Randomly planting seeds
One other important thing to understand about settings is that some are seemingly random — for example, placement seed. Many users tried placement seeds, failed to find an answer and bemoaned the ineffectiveness of seeds. Or, on lucky occasions, met timing and hailed the discovery of a “miracle seed” value.
The right way to use seeds is to see it as a probability. Between 1 to 100 seed values, you will notice a variance in the results. This variance determines the probability of meeting timing. For instance, if your original Total Negative Slack (TNS) is -1,000 and your variance is 100, then seeds are a complete waste of time.
The InTime way is to lower your TNS to -100 and then try seeds. This way you have a good chance of meeting timing.
Fortunately or unfortunately for some, some FPGA software tools have gotten rid of seeds. But the idea is still valid when dealing with a random setting.

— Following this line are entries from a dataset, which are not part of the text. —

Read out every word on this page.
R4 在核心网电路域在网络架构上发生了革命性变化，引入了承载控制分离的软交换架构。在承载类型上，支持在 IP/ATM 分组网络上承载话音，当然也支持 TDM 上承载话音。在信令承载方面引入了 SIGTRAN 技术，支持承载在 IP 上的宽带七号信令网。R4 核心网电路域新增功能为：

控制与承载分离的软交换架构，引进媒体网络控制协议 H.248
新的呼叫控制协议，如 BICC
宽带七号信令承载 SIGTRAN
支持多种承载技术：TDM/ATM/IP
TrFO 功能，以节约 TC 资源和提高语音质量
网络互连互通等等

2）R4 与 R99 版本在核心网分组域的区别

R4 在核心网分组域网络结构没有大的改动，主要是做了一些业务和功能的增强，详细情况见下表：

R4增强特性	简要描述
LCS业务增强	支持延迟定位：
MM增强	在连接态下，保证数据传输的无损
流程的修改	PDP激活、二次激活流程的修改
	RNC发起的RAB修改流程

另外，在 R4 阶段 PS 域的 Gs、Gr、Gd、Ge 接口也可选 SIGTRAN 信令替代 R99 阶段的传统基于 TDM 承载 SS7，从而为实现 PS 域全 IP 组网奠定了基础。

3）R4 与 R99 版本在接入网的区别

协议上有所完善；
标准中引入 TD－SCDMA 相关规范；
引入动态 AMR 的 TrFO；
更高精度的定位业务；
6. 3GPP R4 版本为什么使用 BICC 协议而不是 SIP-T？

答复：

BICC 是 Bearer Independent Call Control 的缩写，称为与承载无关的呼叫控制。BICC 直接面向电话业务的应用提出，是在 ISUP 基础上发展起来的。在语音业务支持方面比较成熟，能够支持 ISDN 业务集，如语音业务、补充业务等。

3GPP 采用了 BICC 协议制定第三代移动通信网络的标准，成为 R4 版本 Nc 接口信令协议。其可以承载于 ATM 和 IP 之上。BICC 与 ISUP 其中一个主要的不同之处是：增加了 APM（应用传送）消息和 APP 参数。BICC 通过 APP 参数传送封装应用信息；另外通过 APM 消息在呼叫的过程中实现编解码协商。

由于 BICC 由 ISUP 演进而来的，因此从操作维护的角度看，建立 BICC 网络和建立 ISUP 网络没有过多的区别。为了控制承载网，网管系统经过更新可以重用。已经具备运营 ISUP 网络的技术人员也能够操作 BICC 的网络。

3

So… can InTime close timing?
The quality of the results depends on how much compilation data is generated for the machine learning process. Run time also factors in. If you amass a total of 10 hours’ versus 100 hours’ worth of builds, the latter will yield better QoR.
We have seen customers close timing on designs, with TNS ranging from 0.5ns to as high as 500ns! A lower TNS does not mean it is easier to meet timing. Conversely, we’ve also encountered designs with very low TNS that really struggle to meet timing.
In the worst possible case where InTime still can’t meet timing, it still provides critical path reports that ranks the severity of the paths so that you can prioritize your debug efforts. Or you can just pick the one with the best timing and work on it.
For me, the nicest thing about InTime is that you can solve problems without touching code. When we are pressed for time to deliver, our focus is often on resolving all the bugs and issues and getting it ready to be verified. Make the FPGA tools work harder for you, and save precious time.